Eklat um Botschafter-AusweisungDeutsche Politiker widersprechen Erdogan
Der Streit ist entschärft, die Botschafter westlicher Staaten werden nicht ausgewiesen. Entsprechend feiert die türkische Presse den Präsidenten. Deutsche Politiker hingegen widersprechen Erdogan. Der Westen werde weiter die Umsetzung aller internationalen Urteile fordern, heißt es.
Mehrere deutsche Außenpolitiker haben die Einschätzung des türkischen Präsidenten Recep Tayyip Erdogan zurückgewiesen, dass sich sein Land im Streit über die angedrohte Botschafterausweisung durchgesetzt habe. "Der Westen wird weiter von der Türkei die Umsetzung aller internationalen Urteile fordern.

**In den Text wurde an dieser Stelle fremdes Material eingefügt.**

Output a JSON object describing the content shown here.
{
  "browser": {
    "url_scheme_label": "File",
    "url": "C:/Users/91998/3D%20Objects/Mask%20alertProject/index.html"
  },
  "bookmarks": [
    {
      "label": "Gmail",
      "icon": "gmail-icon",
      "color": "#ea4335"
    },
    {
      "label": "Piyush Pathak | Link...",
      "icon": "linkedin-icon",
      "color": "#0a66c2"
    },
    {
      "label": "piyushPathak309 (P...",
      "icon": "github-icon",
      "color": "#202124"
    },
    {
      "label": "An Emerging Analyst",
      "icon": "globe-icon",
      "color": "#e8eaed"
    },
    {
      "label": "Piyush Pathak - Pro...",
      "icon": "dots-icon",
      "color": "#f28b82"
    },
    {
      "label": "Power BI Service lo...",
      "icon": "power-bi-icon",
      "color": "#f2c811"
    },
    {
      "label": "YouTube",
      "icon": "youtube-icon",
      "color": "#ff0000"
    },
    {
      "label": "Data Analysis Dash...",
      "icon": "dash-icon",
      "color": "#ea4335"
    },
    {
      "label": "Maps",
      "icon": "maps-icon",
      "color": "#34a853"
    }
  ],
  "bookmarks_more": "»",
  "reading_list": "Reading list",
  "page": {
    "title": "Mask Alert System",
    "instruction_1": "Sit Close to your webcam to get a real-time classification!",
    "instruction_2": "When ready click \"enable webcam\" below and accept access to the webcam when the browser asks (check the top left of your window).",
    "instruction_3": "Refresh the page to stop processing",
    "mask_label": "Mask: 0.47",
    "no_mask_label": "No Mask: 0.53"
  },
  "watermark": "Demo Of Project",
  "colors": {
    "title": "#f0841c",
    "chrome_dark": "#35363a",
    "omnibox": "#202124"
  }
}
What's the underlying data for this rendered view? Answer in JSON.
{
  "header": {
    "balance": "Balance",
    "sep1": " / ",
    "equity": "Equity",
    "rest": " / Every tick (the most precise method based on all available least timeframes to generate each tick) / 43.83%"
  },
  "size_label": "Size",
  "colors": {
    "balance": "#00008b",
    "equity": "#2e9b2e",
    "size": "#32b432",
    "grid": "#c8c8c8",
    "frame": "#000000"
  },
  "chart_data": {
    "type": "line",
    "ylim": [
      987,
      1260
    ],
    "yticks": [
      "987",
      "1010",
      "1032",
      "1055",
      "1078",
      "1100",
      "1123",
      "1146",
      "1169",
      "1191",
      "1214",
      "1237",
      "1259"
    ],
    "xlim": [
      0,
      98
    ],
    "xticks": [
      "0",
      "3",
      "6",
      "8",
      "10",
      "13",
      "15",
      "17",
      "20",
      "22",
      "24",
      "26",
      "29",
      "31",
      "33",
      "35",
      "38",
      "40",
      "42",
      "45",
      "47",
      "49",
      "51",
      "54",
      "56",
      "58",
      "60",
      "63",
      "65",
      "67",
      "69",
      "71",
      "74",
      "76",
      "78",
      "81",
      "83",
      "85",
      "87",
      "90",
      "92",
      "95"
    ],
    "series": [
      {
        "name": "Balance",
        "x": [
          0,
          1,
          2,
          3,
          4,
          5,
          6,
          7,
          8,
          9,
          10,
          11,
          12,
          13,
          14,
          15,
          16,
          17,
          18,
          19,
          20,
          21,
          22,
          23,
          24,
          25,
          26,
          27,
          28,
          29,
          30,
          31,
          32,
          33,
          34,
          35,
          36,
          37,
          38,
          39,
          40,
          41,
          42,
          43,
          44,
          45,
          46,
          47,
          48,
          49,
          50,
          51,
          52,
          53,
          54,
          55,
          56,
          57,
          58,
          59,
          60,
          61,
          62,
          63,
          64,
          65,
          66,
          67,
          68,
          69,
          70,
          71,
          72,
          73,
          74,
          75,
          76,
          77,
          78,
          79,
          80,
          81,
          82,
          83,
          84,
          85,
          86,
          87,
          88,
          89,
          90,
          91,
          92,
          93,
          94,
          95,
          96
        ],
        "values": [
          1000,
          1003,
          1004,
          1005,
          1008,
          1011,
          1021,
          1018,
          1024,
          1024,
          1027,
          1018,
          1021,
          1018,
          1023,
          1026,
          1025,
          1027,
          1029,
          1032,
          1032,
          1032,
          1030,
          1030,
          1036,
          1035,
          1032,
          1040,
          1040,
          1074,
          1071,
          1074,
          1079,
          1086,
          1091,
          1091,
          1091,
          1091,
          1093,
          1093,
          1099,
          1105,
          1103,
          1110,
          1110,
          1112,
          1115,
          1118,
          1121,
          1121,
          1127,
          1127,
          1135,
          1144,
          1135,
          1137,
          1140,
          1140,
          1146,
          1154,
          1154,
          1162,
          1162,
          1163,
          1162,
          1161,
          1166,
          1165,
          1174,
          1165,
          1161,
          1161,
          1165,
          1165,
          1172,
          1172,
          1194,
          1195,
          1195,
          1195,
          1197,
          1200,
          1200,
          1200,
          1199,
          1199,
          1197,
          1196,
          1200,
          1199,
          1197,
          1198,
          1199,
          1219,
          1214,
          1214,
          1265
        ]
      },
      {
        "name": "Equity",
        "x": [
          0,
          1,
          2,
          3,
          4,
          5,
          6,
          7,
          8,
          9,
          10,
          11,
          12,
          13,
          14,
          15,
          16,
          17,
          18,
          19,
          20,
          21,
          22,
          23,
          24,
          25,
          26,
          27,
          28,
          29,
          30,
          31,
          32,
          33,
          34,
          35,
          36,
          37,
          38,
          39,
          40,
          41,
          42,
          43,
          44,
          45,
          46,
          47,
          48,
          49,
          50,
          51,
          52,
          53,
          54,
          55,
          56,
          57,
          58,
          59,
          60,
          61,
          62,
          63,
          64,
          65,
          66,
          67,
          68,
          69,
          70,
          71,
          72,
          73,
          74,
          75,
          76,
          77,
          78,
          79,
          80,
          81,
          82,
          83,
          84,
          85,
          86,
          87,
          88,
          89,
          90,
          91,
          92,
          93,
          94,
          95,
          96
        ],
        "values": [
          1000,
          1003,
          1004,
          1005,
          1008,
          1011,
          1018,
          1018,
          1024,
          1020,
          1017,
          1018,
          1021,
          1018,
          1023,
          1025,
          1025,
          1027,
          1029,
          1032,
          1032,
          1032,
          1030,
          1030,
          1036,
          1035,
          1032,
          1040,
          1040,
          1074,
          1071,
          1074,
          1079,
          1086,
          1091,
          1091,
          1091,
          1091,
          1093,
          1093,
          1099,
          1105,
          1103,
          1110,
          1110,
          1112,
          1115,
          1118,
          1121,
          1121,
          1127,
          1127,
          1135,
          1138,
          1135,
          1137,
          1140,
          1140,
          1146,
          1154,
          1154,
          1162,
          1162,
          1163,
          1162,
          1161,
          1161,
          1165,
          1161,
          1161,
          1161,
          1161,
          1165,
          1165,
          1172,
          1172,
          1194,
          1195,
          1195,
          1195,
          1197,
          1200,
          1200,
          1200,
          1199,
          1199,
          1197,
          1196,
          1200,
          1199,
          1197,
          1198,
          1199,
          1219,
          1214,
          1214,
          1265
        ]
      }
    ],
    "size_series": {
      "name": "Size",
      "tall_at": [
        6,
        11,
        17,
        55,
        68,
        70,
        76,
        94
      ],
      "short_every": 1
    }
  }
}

Das gilt auch für das Kavala-Urteil des Menschenrechtsgerichtshofes", sagte der außenpolitische Sprecher der Union, Johann Wadephul, der Nachrichtenagentur Reuters. "Der Europarat hat hier eine Frist auf November gesetzt. Es darf unsererseits kein Wackeln geben."
Hintergrund ist, dass die Botschafter Deutschlands, der USA und acht anderer westlicher Länder die Freilassung des seit 2017 inhaftierten Menschenrechtlers Osman Kavala gefordert hatten. Erdogan hatte daraufhin ihre Ausweisung angekündigt, dies aber am Montag zurückgenommen, nachdem die Botschaften erklärt hatten, sich an diplomatische Konventionen zu halten und sich nicht in innere Angelegenheiten eines Gastlandes einzumischen.

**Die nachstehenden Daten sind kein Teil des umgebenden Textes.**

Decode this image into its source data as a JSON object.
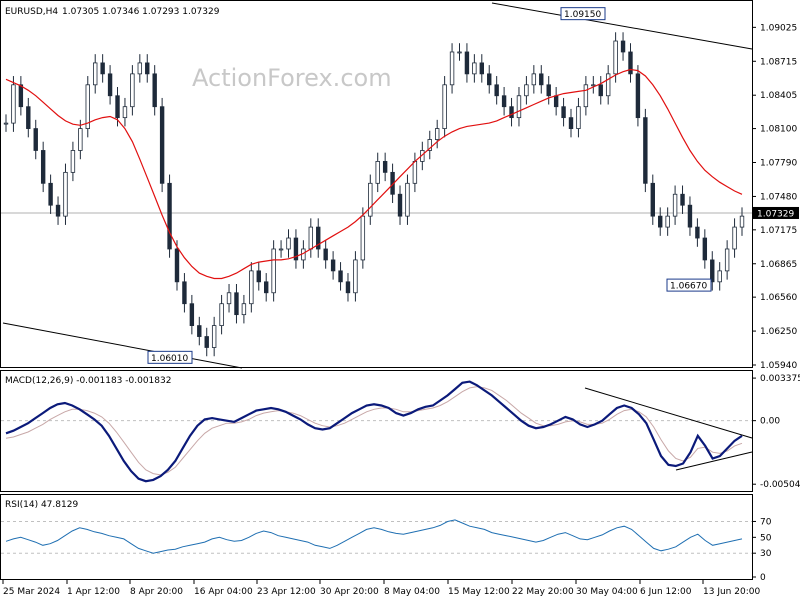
{
  "header": {
    "symbol": "EURUSD,H4",
    "ohlc": "1.07305 1.07346 1.07293 1.07329",
    "watermark": "ActionForex.com"
  },
  "colors": {
    "candles": "#1e2a3a",
    "ma": "#e11010",
    "macd": "#0b1a7a",
    "signal": "#c8a8a8",
    "rsi": "#1f6fb2",
    "grid": "#c0c0c0"
  },
  "chart_data": [
    {
      "type": "line",
      "title": "EURUSD,H4",
      "ylim": [
        1.0594,
        1.0922
      ],
      "price_ticks": [
        "1.09025",
        "1.08715",
        "1.08405",
        "1.08100",
        "1.07790",
        "1.07480",
        "1.07175",
        "1.06865",
        "1.06560",
        "1.06250",
        "1.05940"
      ],
      "current_price_label": "1.07329",
      "annotations": [
        {
          "text": "1.09150",
          "value": 1.0915
        },
        {
          "text": "1.06670",
          "value": 1.0667
        },
        {
          "text": "1.06010",
          "value": 1.0601
        }
      ],
      "x_ticks": [
        "25 Mar 2024",
        "1 Apr 12:00",
        "8 Apr 20:00",
        "16 Apr 04:00",
        "23 Apr 12:00",
        "30 Apr 20:00",
        "8 May 04:00",
        "15 May 12:00",
        "22 May 20:00",
        "30 May 04:00",
        "6 Jun 12:00",
        "13 Jun 20:00"
      ],
      "series": [
        {
          "values": [
            1.0815,
            1.085,
            1.083,
            1.081,
            1.079,
            1.076,
            1.074,
            1.073,
            1.077,
            1.079,
            1.081,
            1.085,
            1.087,
            1.086,
            1.084,
            1.082,
            1.083,
            1.086,
            1.087,
            1.086,
            1.083,
            1.076,
            1.07,
            1.067,
            1.065,
            1.063,
            1.062,
            1.061,
            1.063,
            1.065,
            1.066,
            1.064,
            1.065,
            1.068,
            1.067,
            1.066,
            1.07,
            1.07,
            1.071,
            1.069,
            1.07,
            1.072,
            1.07,
            1.069,
            1.068,
            1.067,
            1.066,
            1.069,
            1.073,
            1.076,
            1.078,
            1.077,
            1.075,
            1.073,
            1.076,
            1.078,
            1.079,
            1.08,
            1.081,
            1.085,
            1.088,
            1.088,
            1.086,
            1.087,
            1.086,
            1.085,
            1.084,
            1.083,
            1.082,
            1.084,
            1.085,
            1.086,
            1.085,
            1.084,
            1.083,
            1.082,
            1.081,
            1.083,
            1.085,
            1.085,
            1.084,
            1.086,
            1.089,
            1.088,
            1.086,
            1.082,
            1.076,
            1.073,
            1.072,
            1.073,
            1.075,
            1.074,
            1.072,
            1.071,
            1.069,
            1.067,
            1.068,
            1.07,
            1.072,
            1.073
          ]
        },
        {
          "values": [
            1.0855,
            1.0852,
            1.0849,
            1.0845,
            1.084,
            1.0834,
            1.0828,
            1.0822,
            1.0817,
            1.0814,
            1.0813,
            1.0815,
            1.0818,
            1.082,
            1.0821,
            1.0818,
            1.081,
            1.0798,
            1.0782,
            1.0765,
            1.0748,
            1.0731,
            1.0715,
            1.0702,
            1.0692,
            1.0684,
            1.0678,
            1.0675,
            1.0673,
            1.0673,
            1.0675,
            1.0678,
            1.0682,
            1.0686,
            1.0688,
            1.0689,
            1.069,
            1.069,
            1.0691,
            1.0693,
            1.0696,
            1.07,
            1.0704,
            1.0708,
            1.0712,
            1.0716,
            1.072,
            1.0725,
            1.0731,
            1.0738,
            1.0745,
            1.0752,
            1.0759,
            1.0766,
            1.0773,
            1.078,
            1.0786,
            1.0792,
            1.0798,
            1.0803,
            1.0807,
            1.081,
            1.0812,
            1.0813,
            1.0814,
            1.0815,
            1.0817,
            1.082,
            1.0823,
            1.0826,
            1.0829,
            1.0832,
            1.0835,
            1.0838,
            1.084,
            1.0842,
            1.0843,
            1.0844,
            1.0845,
            1.0848,
            1.0851,
            1.0855,
            1.0859,
            1.0862,
            1.0864,
            1.0863,
            1.0858,
            1.085,
            1.084,
            1.0828,
            1.0815,
            1.0802,
            1.079,
            1.078,
            1.0772,
            1.0766,
            1.0761,
            1.0757,
            1.0753,
            1.075
          ]
        }
      ]
    },
    {
      "type": "line",
      "title": "MACD(12,26,9) -0.001183 -0.001832",
      "ylim": [
        -0.0055,
        0.0037
      ],
      "y_ticks": [
        "0.003375",
        "0.00",
        "-0.00504"
      ],
      "series": [
        {
          "values": [
            -0.001,
            -0.0008,
            -0.0005,
            -0.0002,
            0.0002,
            0.0006,
            0.001,
            0.0013,
            0.0014,
            0.0012,
            0.0009,
            0.0005,
            0.0001,
            -0.0004,
            -0.0012,
            -0.0022,
            -0.0032,
            -0.004,
            -0.0046,
            -0.0048,
            -0.0047,
            -0.0044,
            -0.0039,
            -0.0032,
            -0.0022,
            -0.0012,
            -0.0004,
            0.0001,
            0.0002,
            0.0001,
            0.0,
            -0.0001,
            0.0002,
            0.0005,
            0.0008,
            0.0009,
            0.001,
            0.0009,
            0.0007,
            0.0004,
            0.0001,
            -0.0003,
            -0.0006,
            -0.0007,
            -0.0006,
            -0.0002,
            0.0002,
            0.0006,
            0.0009,
            0.0012,
            0.0013,
            0.0012,
            0.001,
            0.0006,
            0.0004,
            0.0006,
            0.0009,
            0.0011,
            0.0012,
            0.0016,
            0.002,
            0.0025,
            0.003,
            0.0031,
            0.0028,
            0.0024,
            0.002,
            0.0015,
            0.001,
            0.0005,
            0.0,
            -0.0004,
            -0.0006,
            -0.0005,
            -0.0003,
            0.0,
            0.0003,
            0.0001,
            -0.0003,
            -0.0005,
            -0.0003,
            0.0,
            0.0005,
            0.001,
            0.0012,
            0.001,
            0.0005,
            -0.0002,
            -0.0015,
            -0.0028,
            -0.0035,
            -0.0036,
            -0.0034,
            -0.0025,
            -0.0012,
            -0.002,
            -0.003,
            -0.0028,
            -0.0022,
            -0.0016,
            -0.0012
          ]
        },
        {
          "values": [
            -0.0014,
            -0.0013,
            -0.0011,
            -0.0009,
            -0.0006,
            -0.0003,
            0.0001,
            0.0004,
            0.0007,
            0.0009,
            0.0009,
            0.0008,
            0.0006,
            0.0003,
            -0.0002,
            -0.0009,
            -0.0017,
            -0.0025,
            -0.0033,
            -0.0039,
            -0.0042,
            -0.0043,
            -0.0041,
            -0.0037,
            -0.003,
            -0.0023,
            -0.0016,
            -0.001,
            -0.0006,
            -0.0004,
            -0.0002,
            -0.0002,
            -0.0001,
            0.0001,
            0.0004,
            0.0006,
            0.0007,
            0.0008,
            0.0007,
            0.0006,
            0.0004,
            0.0001,
            -0.0002,
            -0.0004,
            -0.0005,
            -0.0004,
            -0.0002,
            0.0001,
            0.0004,
            0.0007,
            0.0009,
            0.001,
            0.001,
            0.0009,
            0.0007,
            0.0007,
            0.0008,
            0.0009,
            0.001,
            0.0012,
            0.0015,
            0.0019,
            0.0023,
            0.0026,
            0.0027,
            0.0026,
            0.0024,
            0.002,
            0.0016,
            0.0011,
            0.0006,
            0.0002,
            -0.0002,
            -0.0004,
            -0.0004,
            -0.0003,
            -0.0001,
            0.0,
            -0.0001,
            -0.0003,
            -0.0003,
            -0.0002,
            0.0001,
            0.0005,
            0.0008,
            0.0009,
            0.0007,
            0.0003,
            -0.0005,
            -0.0015,
            -0.0024,
            -0.003,
            -0.0032,
            -0.0029,
            -0.0022,
            -0.0021,
            -0.0025,
            -0.0026,
            -0.0024,
            -0.002,
            -0.0018
          ]
        }
      ]
    },
    {
      "type": "line",
      "title": "RSI(14) 47.8129",
      "ylim": [
        0,
        100
      ],
      "y_ticks": [
        "70",
        "50",
        "30",
        "0"
      ],
      "series": [
        {
          "values": [
            45,
            48,
            50,
            47,
            44,
            40,
            42,
            46,
            52,
            58,
            62,
            60,
            57,
            55,
            52,
            50,
            48,
            42,
            36,
            33,
            30,
            32,
            34,
            35,
            38,
            40,
            42,
            44,
            48,
            50,
            47,
            45,
            46,
            50,
            55,
            58,
            56,
            52,
            50,
            48,
            46,
            44,
            40,
            38,
            36,
            40,
            45,
            50,
            55,
            60,
            62,
            60,
            57,
            55,
            54,
            56,
            58,
            60,
            62,
            65,
            70,
            72,
            68,
            64,
            62,
            60,
            56,
            54,
            52,
            50,
            48,
            46,
            44,
            46,
            50,
            54,
            56,
            52,
            48,
            47,
            50,
            53,
            58,
            62,
            64,
            60,
            52,
            44,
            36,
            33,
            35,
            38,
            44,
            50,
            54,
            46,
            40,
            42,
            44,
            46,
            48
          ]
        }
      ]
    }
  ]
}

Auch die Außenexperten von Grünen und FDP sehen kein Zurückweichen des Westens. "Das unberechtigte Triumph-Gehabe aus Ankara hilft nicht, um die Wogen zu glätten", sagte der außenpolitische Sprecher der Grünen, Omid Nouripour. "Und es hält uns sicher nicht davon ab, konsequent für Rechtsstaatlichkeit und Menschenrechte einzutreten. Auch für die Rechte Osman Kavalas." Ähnlich äußerte sich der außenpolitische Sprecher der FDP, Bijan Djir-Sarai. "Eine Einmischung in die innere Angelegenheit der Türkei wäre falsch. Trotzdem darf die internationale Gemeinschaft zu Fragen der Menschen- und Bürgerrechte in der Türkei nicht schweigen. Das ist keine Einmischung, sondern der notwendige Einsatz für Werte", sagte er.
Menschenrechtsgerichtshof ordnete Freilassung an
Der türkische Präsident hatte auf die von ihm zuvor angekündigte Ausweisung von zehn Botschaftern verzichtet, nachdem die Botschaften von einer "Verleumdung unseres Landes und unserer Nation einen Schritt zurückgetreten" seien, wie er sagte. Die US-Botschaft und mehrere weitere westliche Vertretungen hatten zuvor mitgeteilt, sie hätten sich an eine diplomatische Konvention gehalten. "Die Vereinigten Staaten stellen fest, dass sie Artikel 41 des Wiener Übereinkommens über diplomatische Beziehungen einhalten", hatte etwa die US-Botschaft getwittert. Ähnlich äußerten sich die anderen Botschaften.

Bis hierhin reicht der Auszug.